Gary Stoddard & wall stalls stunt - Motogen.pl

Dziś przygotowaliśmy dla Was kolejny stunterski materiał. Tym razem bohaterem newsa jest Gary Stoddard z Nowego Jorku.

 
Stunter postanowił doskonalić swoje umiejętności w nieco innym stylu. Więc jeśli chcecie wiedzieć, o co tak właściwie chodzi, zapraszamy do obejrzenia nagrań Garyego oraz przeczytania krótkiego wywiadu.
 
MOTOGEN.PL: Kto zainspirował Cię do wykonania wall stalla? 
Gary Stoddard: W tym przypadku zainspirował mnie Jorian Ponomareff. Jestem jego wielkim fanem, a także fanem $tuntera13. Obaj stunterzy mają niesamowity styl jazdy.
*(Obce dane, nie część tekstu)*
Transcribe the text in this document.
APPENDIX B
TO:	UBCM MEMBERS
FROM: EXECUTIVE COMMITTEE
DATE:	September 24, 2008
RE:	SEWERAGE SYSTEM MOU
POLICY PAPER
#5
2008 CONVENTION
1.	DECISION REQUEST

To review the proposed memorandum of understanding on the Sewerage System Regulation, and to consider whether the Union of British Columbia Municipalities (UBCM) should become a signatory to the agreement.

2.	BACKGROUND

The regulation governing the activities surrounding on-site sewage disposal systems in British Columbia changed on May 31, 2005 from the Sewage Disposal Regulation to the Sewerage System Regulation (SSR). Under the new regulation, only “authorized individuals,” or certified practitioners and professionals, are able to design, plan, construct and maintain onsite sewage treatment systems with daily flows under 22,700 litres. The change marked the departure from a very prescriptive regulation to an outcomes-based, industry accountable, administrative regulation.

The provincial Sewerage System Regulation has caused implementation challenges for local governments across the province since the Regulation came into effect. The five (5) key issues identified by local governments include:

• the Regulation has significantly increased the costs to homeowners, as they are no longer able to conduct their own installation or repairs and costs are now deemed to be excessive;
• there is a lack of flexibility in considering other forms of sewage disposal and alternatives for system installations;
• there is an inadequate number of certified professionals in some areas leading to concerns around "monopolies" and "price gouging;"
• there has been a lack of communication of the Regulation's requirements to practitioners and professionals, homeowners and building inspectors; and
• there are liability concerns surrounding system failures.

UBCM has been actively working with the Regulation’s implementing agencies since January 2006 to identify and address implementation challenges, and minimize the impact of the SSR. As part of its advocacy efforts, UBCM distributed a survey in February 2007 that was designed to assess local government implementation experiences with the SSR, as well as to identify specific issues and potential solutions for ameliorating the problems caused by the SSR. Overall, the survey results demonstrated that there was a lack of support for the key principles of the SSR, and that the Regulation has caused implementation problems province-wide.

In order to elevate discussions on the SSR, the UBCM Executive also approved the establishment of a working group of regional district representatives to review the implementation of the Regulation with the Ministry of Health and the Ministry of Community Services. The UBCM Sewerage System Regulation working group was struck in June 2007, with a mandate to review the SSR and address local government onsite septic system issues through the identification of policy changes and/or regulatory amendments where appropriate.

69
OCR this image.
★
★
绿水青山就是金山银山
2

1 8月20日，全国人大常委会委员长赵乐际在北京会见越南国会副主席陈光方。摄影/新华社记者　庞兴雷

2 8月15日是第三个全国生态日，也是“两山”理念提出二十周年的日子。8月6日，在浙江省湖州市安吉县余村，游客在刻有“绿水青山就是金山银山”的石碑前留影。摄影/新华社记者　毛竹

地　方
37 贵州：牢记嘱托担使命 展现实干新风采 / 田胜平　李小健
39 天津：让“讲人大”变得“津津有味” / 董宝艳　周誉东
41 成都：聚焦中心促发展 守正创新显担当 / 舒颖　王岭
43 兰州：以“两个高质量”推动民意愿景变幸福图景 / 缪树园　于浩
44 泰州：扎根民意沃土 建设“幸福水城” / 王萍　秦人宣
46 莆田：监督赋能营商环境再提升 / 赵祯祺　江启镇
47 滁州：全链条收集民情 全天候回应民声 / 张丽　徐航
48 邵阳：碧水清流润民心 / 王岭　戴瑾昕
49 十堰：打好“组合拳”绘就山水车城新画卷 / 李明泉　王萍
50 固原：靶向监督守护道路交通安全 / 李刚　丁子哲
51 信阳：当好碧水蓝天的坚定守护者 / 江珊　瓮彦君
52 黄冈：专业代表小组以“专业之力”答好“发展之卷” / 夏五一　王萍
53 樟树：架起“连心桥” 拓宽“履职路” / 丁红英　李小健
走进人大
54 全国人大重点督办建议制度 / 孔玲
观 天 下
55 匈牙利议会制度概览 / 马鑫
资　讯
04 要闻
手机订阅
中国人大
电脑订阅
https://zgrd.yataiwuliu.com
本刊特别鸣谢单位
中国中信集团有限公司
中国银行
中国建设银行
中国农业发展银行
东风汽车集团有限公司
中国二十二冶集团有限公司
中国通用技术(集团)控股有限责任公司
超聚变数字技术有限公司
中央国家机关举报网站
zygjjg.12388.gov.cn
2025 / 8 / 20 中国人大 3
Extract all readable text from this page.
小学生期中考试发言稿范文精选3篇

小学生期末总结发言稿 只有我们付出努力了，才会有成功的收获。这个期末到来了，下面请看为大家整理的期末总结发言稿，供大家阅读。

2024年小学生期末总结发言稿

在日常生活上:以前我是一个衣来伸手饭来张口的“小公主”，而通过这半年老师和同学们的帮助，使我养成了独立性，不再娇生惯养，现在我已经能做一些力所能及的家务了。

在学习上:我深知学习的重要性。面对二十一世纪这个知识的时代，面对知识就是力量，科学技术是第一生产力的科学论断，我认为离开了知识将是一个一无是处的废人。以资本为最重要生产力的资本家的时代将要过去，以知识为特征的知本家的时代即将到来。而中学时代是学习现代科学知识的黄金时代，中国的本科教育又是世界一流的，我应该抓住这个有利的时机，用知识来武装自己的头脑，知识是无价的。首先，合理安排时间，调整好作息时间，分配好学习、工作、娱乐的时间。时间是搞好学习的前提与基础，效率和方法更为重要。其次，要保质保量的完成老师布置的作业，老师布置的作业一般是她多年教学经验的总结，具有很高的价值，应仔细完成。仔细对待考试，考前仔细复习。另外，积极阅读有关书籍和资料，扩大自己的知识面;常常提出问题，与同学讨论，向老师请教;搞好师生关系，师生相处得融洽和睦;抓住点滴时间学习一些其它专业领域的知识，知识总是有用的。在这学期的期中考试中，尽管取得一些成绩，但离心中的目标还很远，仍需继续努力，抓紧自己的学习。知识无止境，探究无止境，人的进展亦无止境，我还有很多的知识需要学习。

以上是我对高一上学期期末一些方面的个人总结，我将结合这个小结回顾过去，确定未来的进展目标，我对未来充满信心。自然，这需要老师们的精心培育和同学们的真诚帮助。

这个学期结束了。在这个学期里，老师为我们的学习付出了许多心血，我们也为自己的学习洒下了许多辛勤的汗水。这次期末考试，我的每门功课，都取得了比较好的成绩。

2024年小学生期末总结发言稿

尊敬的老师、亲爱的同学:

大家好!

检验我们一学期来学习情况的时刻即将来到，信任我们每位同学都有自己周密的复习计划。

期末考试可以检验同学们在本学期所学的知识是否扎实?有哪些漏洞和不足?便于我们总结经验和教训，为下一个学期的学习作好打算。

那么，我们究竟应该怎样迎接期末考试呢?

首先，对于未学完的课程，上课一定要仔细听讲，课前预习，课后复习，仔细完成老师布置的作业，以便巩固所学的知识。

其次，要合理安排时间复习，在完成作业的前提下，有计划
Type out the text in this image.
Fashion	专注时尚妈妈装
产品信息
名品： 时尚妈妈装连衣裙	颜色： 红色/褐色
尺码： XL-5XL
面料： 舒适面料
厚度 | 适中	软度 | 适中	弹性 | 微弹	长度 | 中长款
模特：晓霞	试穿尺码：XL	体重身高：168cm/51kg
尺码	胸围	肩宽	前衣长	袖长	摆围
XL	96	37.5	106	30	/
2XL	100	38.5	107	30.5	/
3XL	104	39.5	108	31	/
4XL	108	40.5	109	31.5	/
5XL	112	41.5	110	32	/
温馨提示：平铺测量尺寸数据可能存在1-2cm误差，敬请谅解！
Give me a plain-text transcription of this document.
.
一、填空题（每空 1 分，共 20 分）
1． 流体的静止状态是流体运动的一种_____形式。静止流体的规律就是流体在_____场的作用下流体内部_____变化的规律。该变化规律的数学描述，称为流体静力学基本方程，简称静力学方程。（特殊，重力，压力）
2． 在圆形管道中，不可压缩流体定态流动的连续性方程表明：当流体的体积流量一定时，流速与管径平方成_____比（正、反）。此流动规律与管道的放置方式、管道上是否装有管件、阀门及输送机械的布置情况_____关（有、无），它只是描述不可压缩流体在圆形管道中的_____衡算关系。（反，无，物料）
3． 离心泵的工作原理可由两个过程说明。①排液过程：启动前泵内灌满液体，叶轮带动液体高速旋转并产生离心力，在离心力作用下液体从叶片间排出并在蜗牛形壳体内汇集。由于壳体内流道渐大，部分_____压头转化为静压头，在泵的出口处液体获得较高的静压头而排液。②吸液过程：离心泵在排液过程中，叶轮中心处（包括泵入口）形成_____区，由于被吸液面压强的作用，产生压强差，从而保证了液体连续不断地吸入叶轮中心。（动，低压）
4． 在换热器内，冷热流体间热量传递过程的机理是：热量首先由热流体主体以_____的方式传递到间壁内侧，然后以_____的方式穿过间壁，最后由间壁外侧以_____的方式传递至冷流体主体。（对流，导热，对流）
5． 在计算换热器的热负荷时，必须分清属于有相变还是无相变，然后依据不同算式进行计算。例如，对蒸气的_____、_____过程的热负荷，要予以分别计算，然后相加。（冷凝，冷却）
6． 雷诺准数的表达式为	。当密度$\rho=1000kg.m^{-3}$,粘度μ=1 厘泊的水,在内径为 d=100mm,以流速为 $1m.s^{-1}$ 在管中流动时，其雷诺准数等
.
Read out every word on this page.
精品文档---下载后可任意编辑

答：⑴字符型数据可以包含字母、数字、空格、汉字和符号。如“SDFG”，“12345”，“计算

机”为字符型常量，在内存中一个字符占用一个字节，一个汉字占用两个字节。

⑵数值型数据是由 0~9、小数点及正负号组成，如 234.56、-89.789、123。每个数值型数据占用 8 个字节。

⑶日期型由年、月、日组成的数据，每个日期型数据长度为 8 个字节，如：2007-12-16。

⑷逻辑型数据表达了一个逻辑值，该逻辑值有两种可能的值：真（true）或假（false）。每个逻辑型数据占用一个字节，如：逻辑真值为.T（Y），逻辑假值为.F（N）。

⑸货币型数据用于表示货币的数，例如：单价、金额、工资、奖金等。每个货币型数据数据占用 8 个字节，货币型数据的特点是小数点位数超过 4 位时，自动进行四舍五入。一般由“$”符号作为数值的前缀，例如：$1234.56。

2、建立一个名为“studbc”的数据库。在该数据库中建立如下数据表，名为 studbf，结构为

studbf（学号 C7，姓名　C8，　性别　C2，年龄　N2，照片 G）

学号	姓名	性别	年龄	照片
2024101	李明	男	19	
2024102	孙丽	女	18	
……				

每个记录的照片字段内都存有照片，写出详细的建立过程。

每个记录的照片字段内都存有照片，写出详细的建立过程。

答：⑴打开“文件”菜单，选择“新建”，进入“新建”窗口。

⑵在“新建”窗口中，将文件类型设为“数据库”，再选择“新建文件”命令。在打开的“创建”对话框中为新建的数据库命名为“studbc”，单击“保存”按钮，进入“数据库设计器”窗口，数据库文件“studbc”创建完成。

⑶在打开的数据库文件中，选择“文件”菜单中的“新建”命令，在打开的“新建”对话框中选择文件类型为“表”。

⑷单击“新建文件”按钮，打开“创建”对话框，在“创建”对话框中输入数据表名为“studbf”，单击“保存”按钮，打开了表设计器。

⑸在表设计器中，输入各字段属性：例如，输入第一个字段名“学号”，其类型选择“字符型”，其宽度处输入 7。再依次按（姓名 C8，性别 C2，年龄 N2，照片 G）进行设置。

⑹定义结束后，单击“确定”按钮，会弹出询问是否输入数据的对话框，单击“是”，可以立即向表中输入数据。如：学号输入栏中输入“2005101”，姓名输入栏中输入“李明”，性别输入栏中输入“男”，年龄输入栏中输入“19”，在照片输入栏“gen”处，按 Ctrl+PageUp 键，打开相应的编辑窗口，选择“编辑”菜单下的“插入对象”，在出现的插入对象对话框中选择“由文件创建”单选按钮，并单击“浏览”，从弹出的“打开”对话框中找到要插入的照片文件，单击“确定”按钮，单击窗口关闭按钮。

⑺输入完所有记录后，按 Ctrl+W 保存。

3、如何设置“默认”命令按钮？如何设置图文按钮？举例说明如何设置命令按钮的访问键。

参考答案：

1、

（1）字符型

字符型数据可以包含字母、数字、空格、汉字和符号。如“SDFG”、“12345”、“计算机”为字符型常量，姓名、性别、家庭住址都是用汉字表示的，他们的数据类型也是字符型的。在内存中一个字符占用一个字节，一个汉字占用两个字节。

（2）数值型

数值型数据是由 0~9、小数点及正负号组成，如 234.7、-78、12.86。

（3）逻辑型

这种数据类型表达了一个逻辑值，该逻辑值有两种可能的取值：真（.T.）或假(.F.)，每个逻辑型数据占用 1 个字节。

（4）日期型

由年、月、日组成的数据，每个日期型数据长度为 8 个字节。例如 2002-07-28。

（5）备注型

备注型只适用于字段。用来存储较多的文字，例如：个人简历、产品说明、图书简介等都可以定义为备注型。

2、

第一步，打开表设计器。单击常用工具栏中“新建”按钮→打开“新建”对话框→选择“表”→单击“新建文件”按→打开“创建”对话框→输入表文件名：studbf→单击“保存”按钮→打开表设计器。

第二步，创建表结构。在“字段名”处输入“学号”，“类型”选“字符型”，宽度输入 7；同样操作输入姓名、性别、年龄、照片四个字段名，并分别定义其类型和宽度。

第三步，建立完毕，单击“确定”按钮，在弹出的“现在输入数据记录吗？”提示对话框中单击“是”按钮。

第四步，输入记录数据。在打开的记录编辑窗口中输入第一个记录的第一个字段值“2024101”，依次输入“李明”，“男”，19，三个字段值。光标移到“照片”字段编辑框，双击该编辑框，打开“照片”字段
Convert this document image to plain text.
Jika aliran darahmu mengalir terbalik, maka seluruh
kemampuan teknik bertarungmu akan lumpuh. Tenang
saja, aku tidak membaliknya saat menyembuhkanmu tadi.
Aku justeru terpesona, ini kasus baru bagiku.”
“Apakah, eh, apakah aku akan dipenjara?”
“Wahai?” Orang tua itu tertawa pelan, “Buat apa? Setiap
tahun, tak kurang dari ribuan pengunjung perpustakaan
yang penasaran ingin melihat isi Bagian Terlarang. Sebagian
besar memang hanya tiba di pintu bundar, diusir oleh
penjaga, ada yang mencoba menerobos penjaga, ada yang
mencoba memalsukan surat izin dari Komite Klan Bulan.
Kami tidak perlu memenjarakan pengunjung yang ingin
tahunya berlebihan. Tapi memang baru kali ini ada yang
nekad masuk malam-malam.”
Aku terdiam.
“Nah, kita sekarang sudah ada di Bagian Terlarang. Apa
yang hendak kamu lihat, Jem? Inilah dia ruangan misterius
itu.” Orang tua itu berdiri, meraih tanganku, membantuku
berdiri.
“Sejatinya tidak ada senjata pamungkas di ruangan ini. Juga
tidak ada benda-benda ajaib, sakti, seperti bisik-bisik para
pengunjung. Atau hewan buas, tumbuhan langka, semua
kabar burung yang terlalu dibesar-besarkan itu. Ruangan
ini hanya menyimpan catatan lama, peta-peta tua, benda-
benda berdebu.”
Pamiętam, gdy po raz pierwszy zobaczyłem tą sztuczkę w jednym z klipów Joriana. Od tamtej pory zawsze chciałem spróbować ją wykonać. Pewnego dnia mój przyjaciel i lokalny stunter Matt Petter zadzwonił do mnie i powiedział: „Dziś nadszedł czas na wall stalls i nie opuszczamy placu, dopóki nie wykonamy tego tricku”. W pewnym momencie pomyślałem, że chyba zwariowaliśmy, ale gdy spróbowałem, wcale nie poszło mi tak źle. Po pewnym czasie wyczułem odpowiedni balans motocykla, więc zacząłem przyzwyczajać się do pozycji maszyny opierającej się przednią oponą o ścianę. Potem uświadomiłem sobie, że jeśli udało mi się zatrzymać jednoślad w tej pozycji, a następnie wyłączyłem silnik, to wcale nie muszę trzymać maszyny w stanie wysprzęglonym oraz asekurować jej hamulcem. Pozostając więc w tej pozycji z motocyklem, zacząłem wykonywać tricki, które do tej pory robiłem podczas jazdy. To było wystarczająco fajne, by zostało uwiecznione, więc teraz możemy obejrzeć całość na króciutkich klipach „Wall stalls” oraz „Wall stalls 2”.
 
Opowiedz nam o upadkach, jakie towarzyszyły Ci podczas nauki.
Nawet nie jestem w stanie zliczyć ile miałem nieudanych prób. Było ich naprawdę sporo. Mój motocykl nieustannie lądował na subcage, czy kierownicy. Myślę, że przednie zawieszenie wymaga sporych poprawek. 
Czy podczas praktykowania wall stalls miałeś jakąś zabawną sytuację? 
Moja najzabawniejsza sytuacja ma związek z najtrudniejszym trickiem wykonywanym podczas wall stalls. Ten trick został ochrzczony mianem spiderman przez mojego przyjaciela. Trick możecie zobaczyć na zdjęciu po prawej stronie. Podczas wykonywania spidermana, gdy wspiąłem się na sam szczyt, pojawił się strażnik i zobaczył mnie „zawieszonego na ścianie” do góry nogami, potrząsnął głową i ruszył dalej. Tutejsi strażnicy obserwują naszą jazdę od samego początku. Tym razem oczy tego ochroniarza mówiły: 'Co oni do diabła wymyślą następnym razem!’.
 
Uchyl rąbka tajemnicy o miejscu treningowym, które możemy zobaczyć w klipach. 
Nasz lokalny teren do jazdy nosi nazwę „mitchell field”. Jest to miejsce, na którym nie ma samochodów podczas weekendu, więc możemy swobodnie ćwiczyć. Trenuję tam od ponad roku. Plac jest punktem, w którym można spotkać wielu fajnych ludzi oraz innych stunterów. Jest idealny do spędzenia stunterskiej niedzieli wraz z przyjaciółmi. 
 
Komu chciałbyś podziękować? 
Chciałbym bardzo podziękować mojej stunt załodze za nieustanną pomoc. Są dla mnie jak sponsorzy (innych sponsorów nie mam). Podziękowania dla Joey B za opony oraz obuwie, w jakie mnie wyposaża. Dla Marka Rico za realizację klipów oraz dla Big Marka, Vito Bloxxsa, Alexis Combat Barbie, Grega Viraga, Mike Wallace, Jose, Robyn Diamond, Rich Sorbic, Josh Staxx, Mike M, Ruthless Rah. Dziękuję mojej całej północno-wschodniej rodzinie. Bez nich wszystkich nie mógłbym robić tego, co kocham.